Uninsured patients left untreated in Greece

  
Sleeping junkie. Athens, 2013. [linmtheu/Flickr]

Greece's government has failed to provide medication for hepatitis patients. This represents a 'lurking danger' for public health, according to the leading voluntary health clinic in the country.

According to the Metropolitan Community Clinic at Elliniko, Athens, eight uninsured patients with hepatitis B and C are facing dire complications, because they no longer can afford to purcahse their expensive medication.

"Unfortunately, our clinic cannot provide these patients with the extremely expensive medication that they need, without fail. So these people are facing dire complications and there is a lurking danger that they may transmit their disease to others as well. It is a problem that seriously affects public health," the clinic said, according to the newspaper Enet.

The clinic accused the Greek health ministry of engaging in an "astonishingly irresponsible policy" over its failure to provide urgent medicines for people with serious and contagious diseases like hepatitis.

Despite sending a letter to the health ministry and the general secretariat of the government over a month ago about the eight individuals, the clinic said, it has not received a response yet.

"We are therefore pleading once more with the ministry of health – and this time publicly – for what should be obvious.

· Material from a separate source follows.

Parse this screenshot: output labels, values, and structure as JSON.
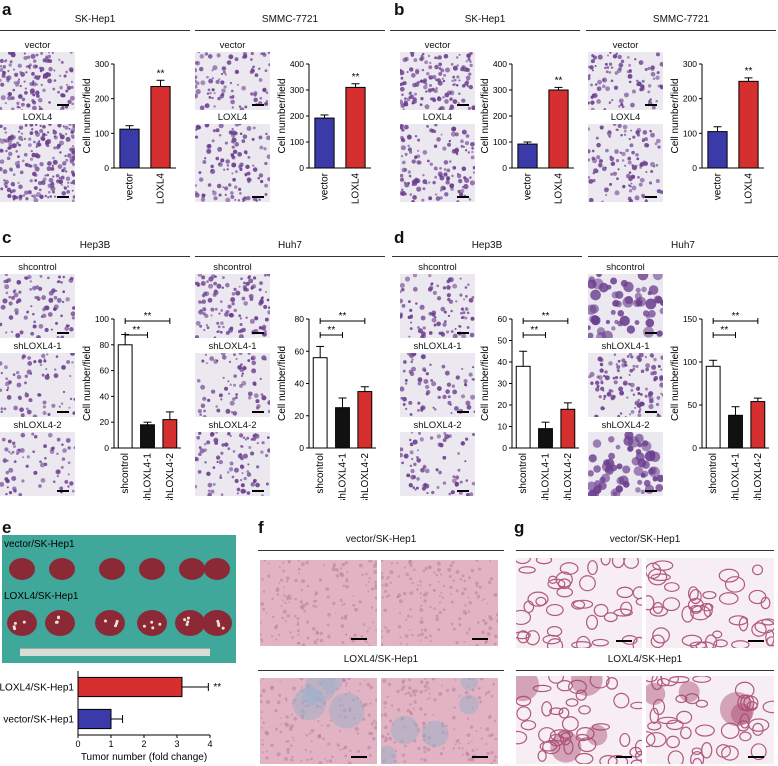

That these people must be given the proper medical attention at once and there should be a commitment by the ministry that other such cases will be covered by the public health system. Doing otherwise puts our society in great danger. This attitude by the ministry is not only insensitive but it is also astonishingly irresponsible policy. Patients with serious and contagious diseases cannot be ignored," the clinic stated.

The clinic, which was set up in December 2011, has had thousands of visits from people denied access to free state healthcare, like the long-term unemployed and the impoverished. The clinic refuses cash gifts and corporate support, but accepts donations of medicines.

Last month, the Greek government and the Troika were criticised for being “in denial” about the scale of the problems created by unprecedented cuts in health spending in the southern EU country.

In a report published by The Lancet, academics from Oxford and Cambridge, and the London School of Hygiene and Tropical Medicine, stated that the Greek government is wrong when it claims that public-spending cuts have not damaged public health.